CHAMPAIGN — "Bring on the chickens," the Champaign City Council was told Tuesday — and that's what the council indicated it's prepared to do.
Council members voted 8-1 to have staff draft code amendments that would allow city residents to keep hens for egg production.
Sixteen people — including former Champaign County Board Chair C. Pius Weibel and Champaign school board member Lynn Stuckey — urged the council to drop the city's ban on chickens.
Only council member Vic McIntosh opposed the move to allow chickens in backyards.
City staff checked with five other cities, including Evanston and Madison, Wis., to see how chickens are regulated there.
Mayor Don Gerard credited backyard-chicken advocate Karen Carney for orchestrating a grass-roots educational campaign that symbolized "true democracy."
He said he received more emails on the chicken issue than on any tax issue and that the emails contained quality information.
Council members Deborah Frank Feinen and Karen Foster both said their votes in favor were influenced by things they learned in the last week or so.
Council member Tom Bruno, calling himself "pro-chicken," said chickens are likely to be quieter than dogs.
He added that while unwanted dogs and cats can pose a problem, unwanted chickens could be taken out to a rural farm and "even be Sunday night dinner — that's what we do with chickens."
Deborah Campbell of 1518 W. Park St., C, said she has had 20 years of experience with chickens and called them "fastidious groomers."

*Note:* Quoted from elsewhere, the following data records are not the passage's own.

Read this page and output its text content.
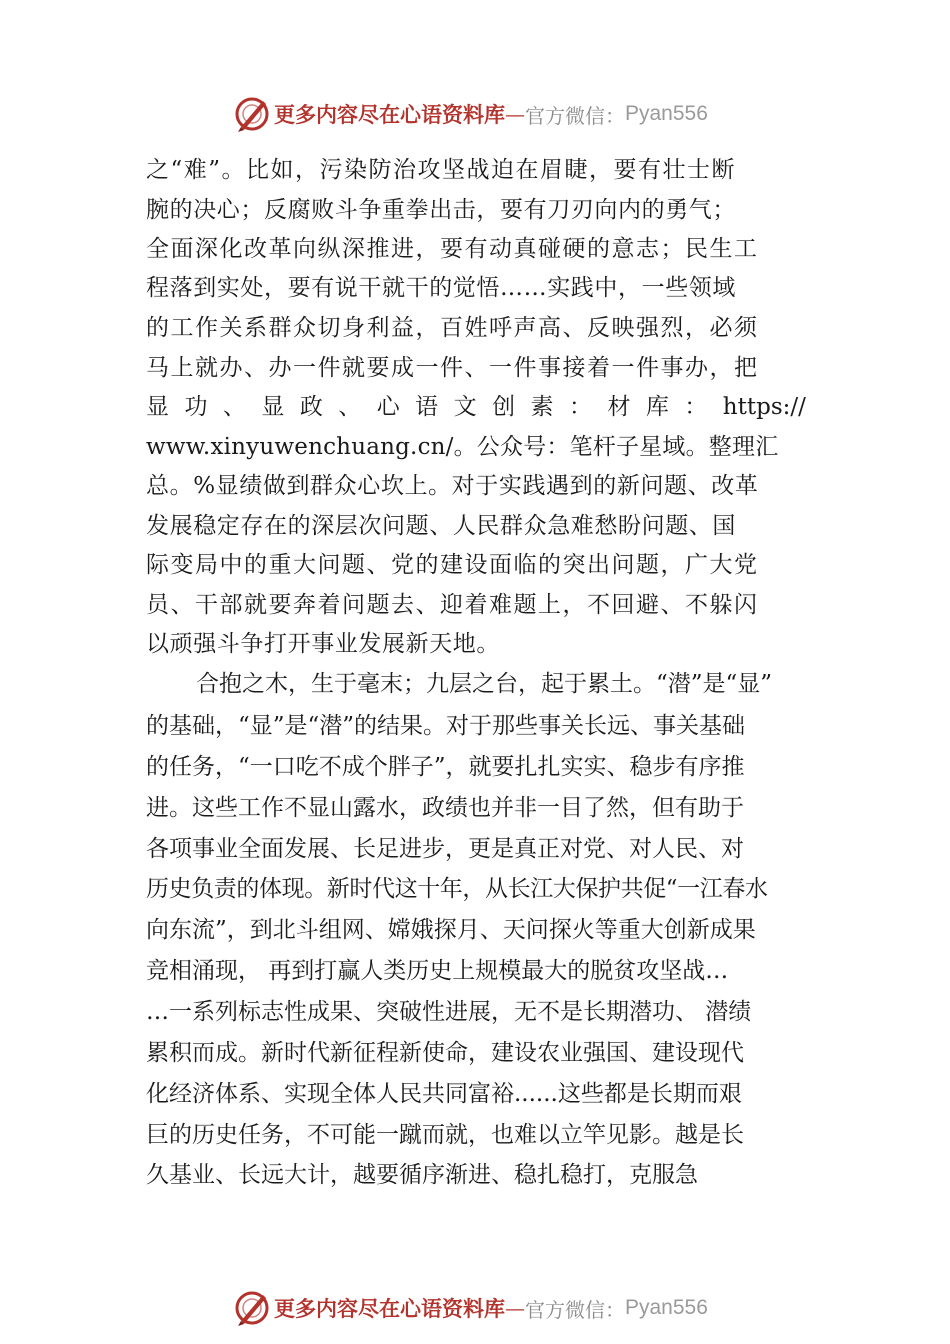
更多内容尽在心语资料库 — 官方微信： Pyan556

之“难”。比如，污染防治攻坚战迫在眉睫，要有壮士断

腕的决心；反腐败斗争重拳出击，要有刀刃向内的勇气；

全面深化改革向纵深推进，要有动真碰硬的意志；民生工

程落到实处，要有说干就干的觉悟……实践中，一些领域

的工作关系群众切身利益，百姓呼声高、反映强烈，必须

马上就办、办一件就要成一件、一件事接着一件事办，把

显 功 、 显 政 、 心 语 文 创 素 ： 材 库 ： https://

www.xinyuwenchuang.cn/。公众号：笔杆子星域。整理汇

总。%显绩做到群众心坎上。对于实践遇到的新问题、改革

发展稳定存在的深层次问题、人民群众急难愁盼问题、国

际变局中的重大问题、党的建设面临的突出问题，广大党

员、干部就要奔着问题去、迎着难题上，不回避、不躲闪

以顽强斗争打开事业发展新天地。

合抱之木，生于毫末；九层之台，起于累土。“潜”是“显”

的基础，“显”是“潜”的结果。对于那些事关长远、事关基础

的任务，“一口吃不成个胖子”，就要扎扎实实、稳步有序推

进。这些工作不显山露水，政绩也并非一目了然，但有助于

各项事业全面发展、长足进步，更是真正对党、对人民、对

历史负责的体现。新时代这十年，从长江大保护共促“一江春水

向东流”，到北斗组网、嫦娥探月、天问探火等重大创新成果

竞相涌现， 再到打赢人类历史上规模最大的脱贫攻坚战…

…一系列标志性成果、突破性进展，无不是长期潜功、 潜绩

累积而成。新时代新征程新使命，建设农业强国、建设现代

化经济体系、实现全体人民共同富裕......这些都是长期而艰

巨的历史任务，不可能一蹴而就，也难以立竿见影。越是长

久基业、长远大计，越要循序渐进、稳扎稳打，克服急

更多内容尽在心语资料库 — 官方微信： Pyan556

She said those who raise backyard chickens are "as dedicated as members of any dog fancier clubs."
Council members generally agreed that no roosters should be allowed in backyards, and many suggested the city initially restrict the number of chickens per yard to somewhere between four and eight.

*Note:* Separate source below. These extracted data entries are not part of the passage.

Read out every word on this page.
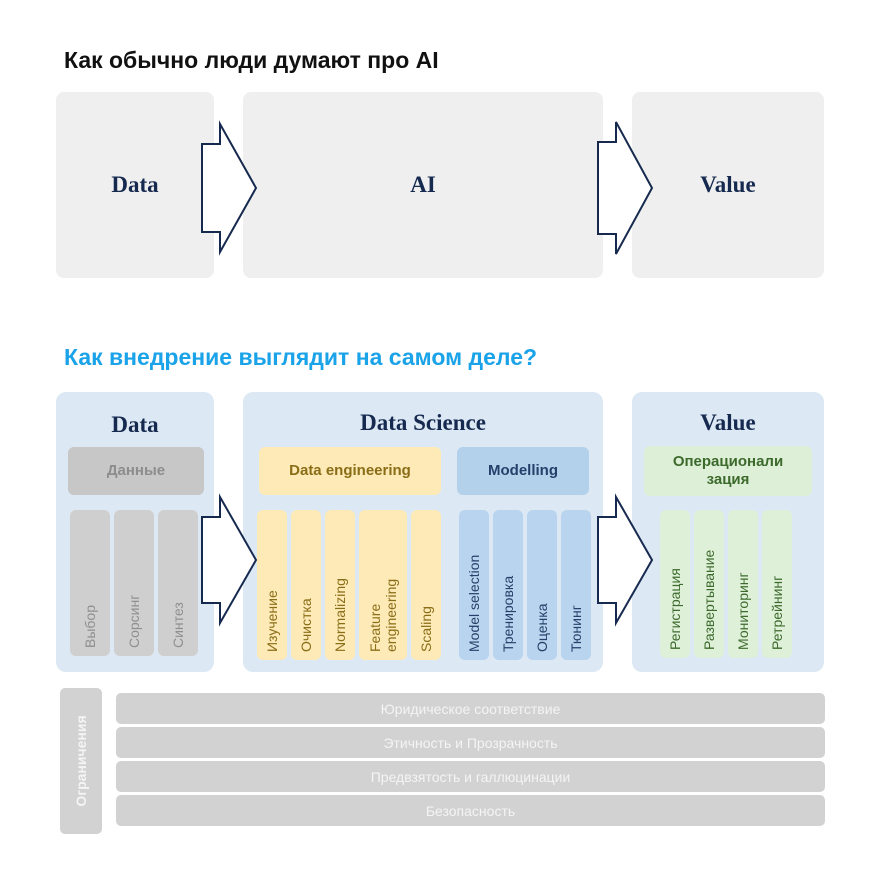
Как обычно люди думают про AI
Data	AI	Value
Как внедрение выглядит на самом деле?
Data
Данные
Выбор Сорсинг Синтез
Data Science
Data engineering	Modelling
Изучение Очистка Normalizing Feature
engineering Scaling Model selection Тренировка Оценка Тюнинг
Value
Операционали
зация
Регистрация Развертывание Мониторинг Ретрейнинг
Ограничения
Юридическое соответствие
Этичность и Прозрачность
Предвзятость и галлюцинации
Безопасность
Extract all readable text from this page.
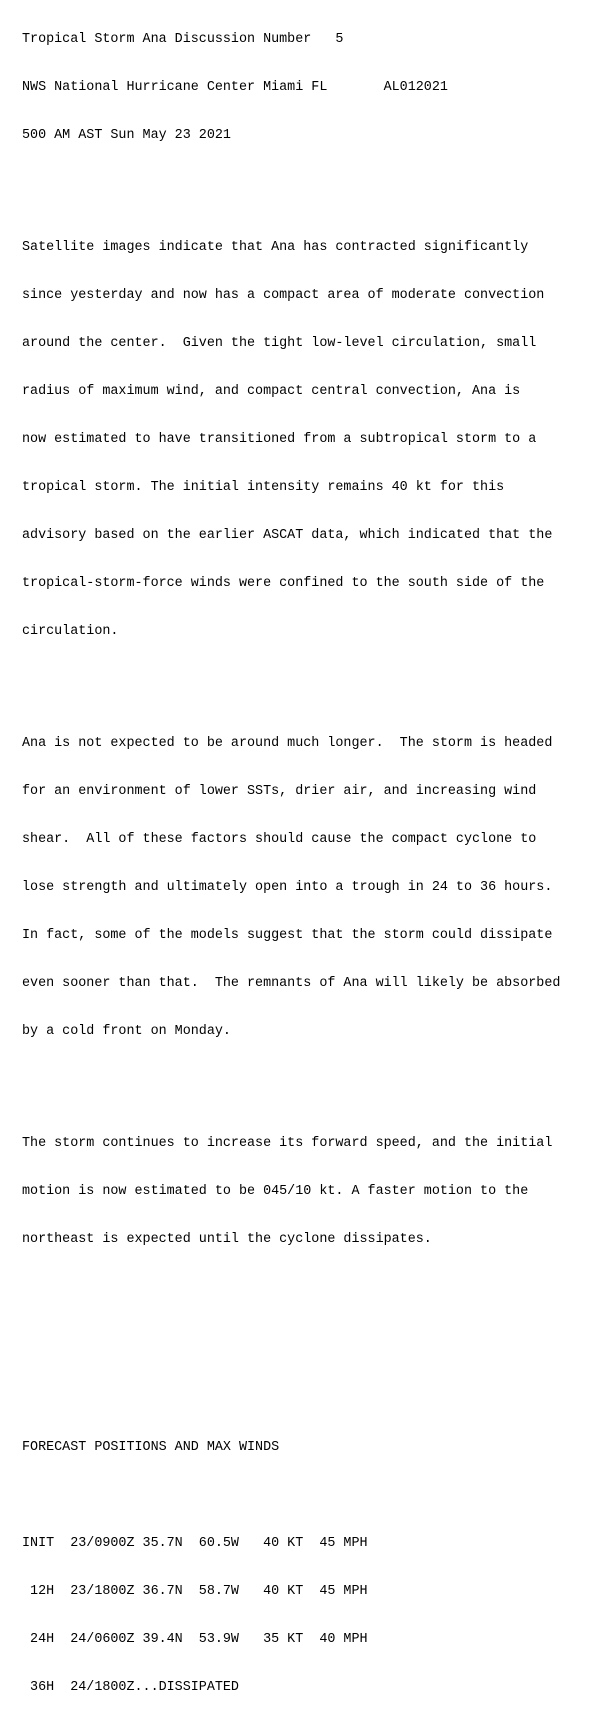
Tropical Storm Ana Discussion Number   5

NWS National Hurricane Center Miami FL       AL012021

500 AM AST Sun May 23 2021

Satellite images indicate that Ana has contracted significantly

since yesterday and now has a compact area of moderate convection

around the center.  Given the tight low-level circulation, small

radius of maximum wind, and compact central convection, Ana is

now estimated to have transitioned from a subtropical storm to a

tropical storm. The initial intensity remains 40 kt for this

advisory based on the earlier ASCAT data, which indicated that the

tropical-storm-force winds were confined to the south side of the

circulation.

Ana is not expected to be around much longer.  The storm is headed

for an environment of lower SSTs, drier air, and increasing wind

shear.  All of these factors should cause the compact cyclone to

lose strength and ultimately open into a trough in 24 to 36 hours.

In fact, some of the models suggest that the storm could dissipate

even sooner than that.  The remnants of Ana will likely be absorbed

by a cold front on Monday.

The storm continues to increase its forward speed, and the initial

motion is now estimated to be 045/10 kt. A faster motion to the

northeast is expected until the cyclone dissipates.

FORECAST POSITIONS AND MAX WINDS

INIT  23/0900Z 35.7N  60.5W   40 KT  45 MPH

12H  23/1800Z 36.7N  58.7W   40 KT  45 MPH

24H  24/0600Z 39.4N  53.9W   35 KT  40 MPH

36H  24/1800Z...DISSIPATED
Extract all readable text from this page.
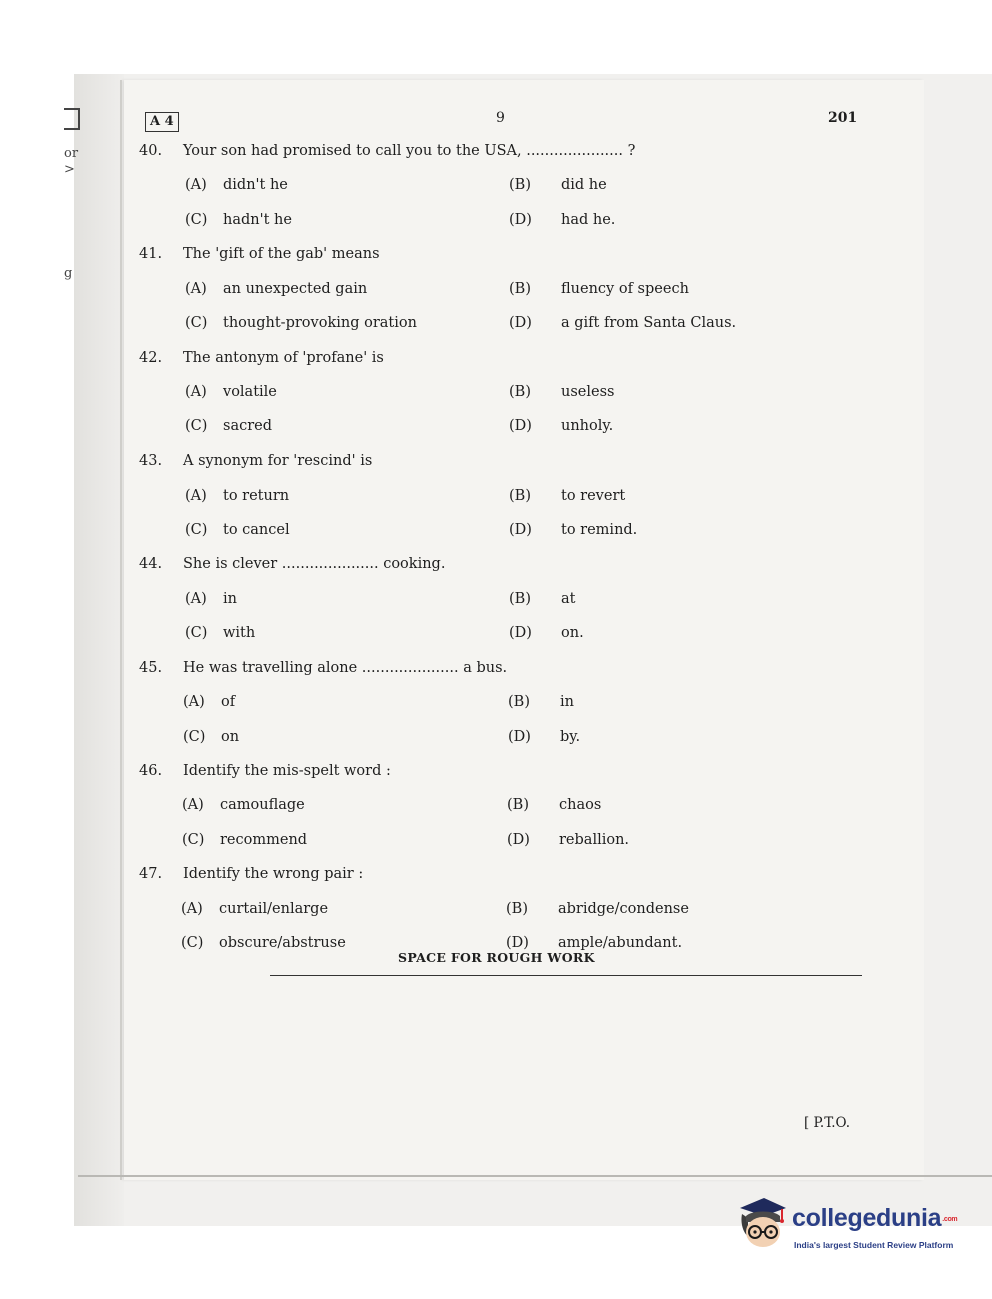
or
>
g
A 4	9	201
40. Your son had promised to call you to the USA, ..................... ?
(A) didn't he	(B) did he
(C) hadn't he	(D) had he.
41. The 'gift of the gab' means
(A) an unexpected gain	(B) fluency of speech
(C) thought-provoking oration	(D) a gift from Santa Claus.
42. The antonym of 'profane' is
(A) volatile	(B) useless
(C) sacred	(D) unholy.
43. A synonym for 'rescind' is
(A) to return	(B) to revert
(C) to cancel	(D) to remind.
44. She is clever ..................... cooking.
(A) in	(B) at
(C) with	(D) on.
45. He was travelling alone ..................... a bus.
(A) of	(B) in
(C) on	(D) by.
46. Identify the mis-spelt word :
(A) camouflage	(B) chaos
(C) recommend	(D) reballion.
47. Identify the wrong pair :
(A) curtail/enlarge	(B) abridge/condense
(C) obscure/abstruse	(D) ample/abundant.
SPACE FOR ROUGH WORK
[ P.T.O.
collegedunia.com
India's largest Student Review Platform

Though some cities have setback requirements for coops, some council members said they would be willing to waive the requirements if neighbors gave written consent.

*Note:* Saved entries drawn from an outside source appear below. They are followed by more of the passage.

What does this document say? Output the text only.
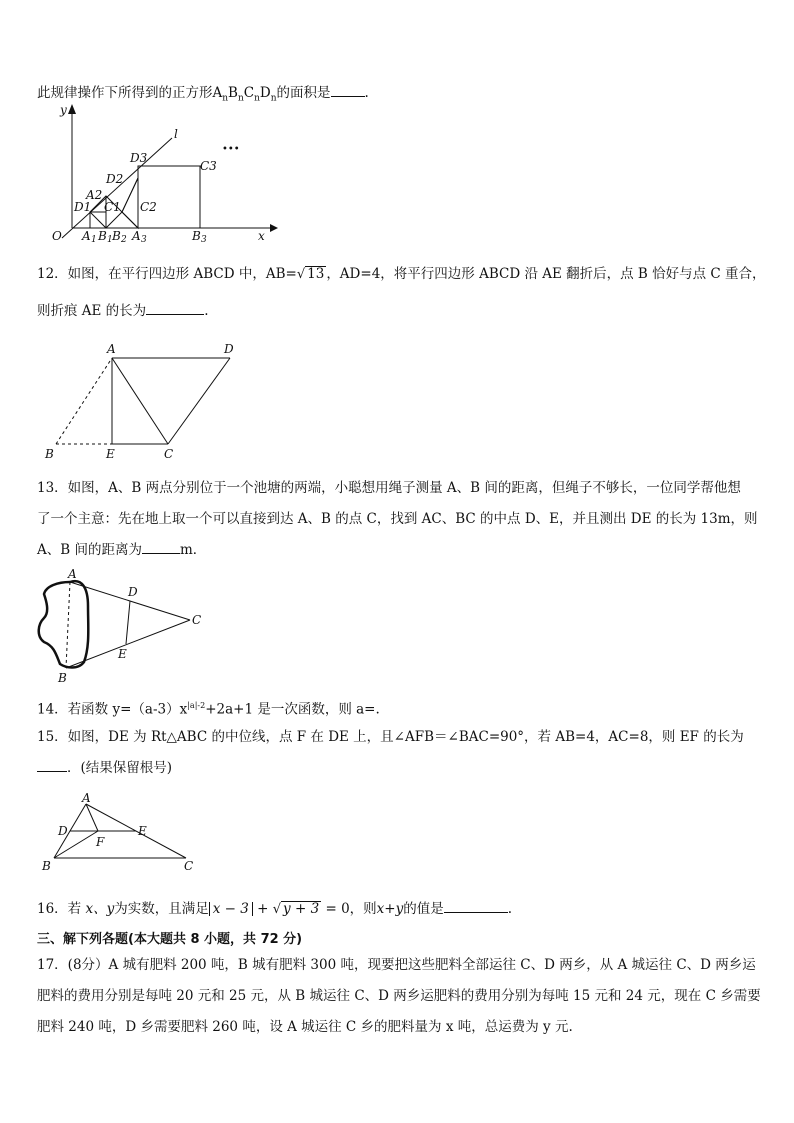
此规律操作下所得到的正方形$A_nB_nC_nD_n$的面积是	.
y
x
O
l
•••
D1
A2
C1
D2
C2
D3
C3
A 1 B 1 B 2 A 3	B 3
12．如图，在平行四边形 ABCD 中，AB=√ 13 ，AD=4，将平行四边形 ABCD 沿 AE 翻折后，点 B 恰好与点 C 重合，
则折痕 AE 的长为	.
A	D
B	E	C
13．如图，A、B 两点分别位于一个池塘的两端，小聪想用绳子测量 A、B 间的距离，但绳子不够长，一位同学帮他想
了一个主意：先在地上取一个可以直接到达 A、B 的点 C，找到 AC、BC 的中点 D、E，并且测出 DE 的长为 13m，则
A、B 间的距离为	m．
A
D
C
E
B
14．若函数 $y=(a-3)x^{|a|-2}+2a+1$ 是一次函数，则 a=.
15．如图，DE 为 Rt△ABC 的中位线，点 F 在 DE 上，且∠AFB＝∠BAC=90°，若 AB=4，AC=8，则 EF 的长为
．(结果保留根号)
A
D	E
F
B	C
16．若 x、y为实数，且满足 x − 3 + √ y + 3 = 0，则x+y的值是	.
三、解下列各题(本大题共 8 小题，共 72 分)
17．(8分）A 城有肥料 200 吨，B 城有肥料 300 吨，现要把这些肥料全部运往 C、D 两乡，从 A 城运往 C、D 两乡运
肥料的费用分别是每吨 20 元和 25 元，从 B 城运往 C、D 两乡运肥料的费用分别为每吨 15 元和 24 元，现在 C 乡需要
肥料 240 吨，D 乡需要肥料 260 吨，设 A 城运往 C 乡的肥料量为 x 吨，总运费为 y 元.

Several members said they would like to see a small permit fee for those who raise chickens.
Among the citizens who spoke up for hens was Tom Ahasic of 3005 Cherry Hills Drive, who said his daughter raised a chicken for a 4-H project before learning poultry couldn't be kept inside city limits.
His daughter said chicken-raising is beneficial for kids and teaches them responsibility. She said her chicken won "best in show" out of 150 birds.
Martin Wolske of 1806 Clover Lane, said allowing chickens would give Champaign "a more earth-friendly living environment."
John Lindell of 305 W. Vine St. — whose call to "bring on the chickens" brought cheers from the audience — said he hopes his neighbor will be able to raise them.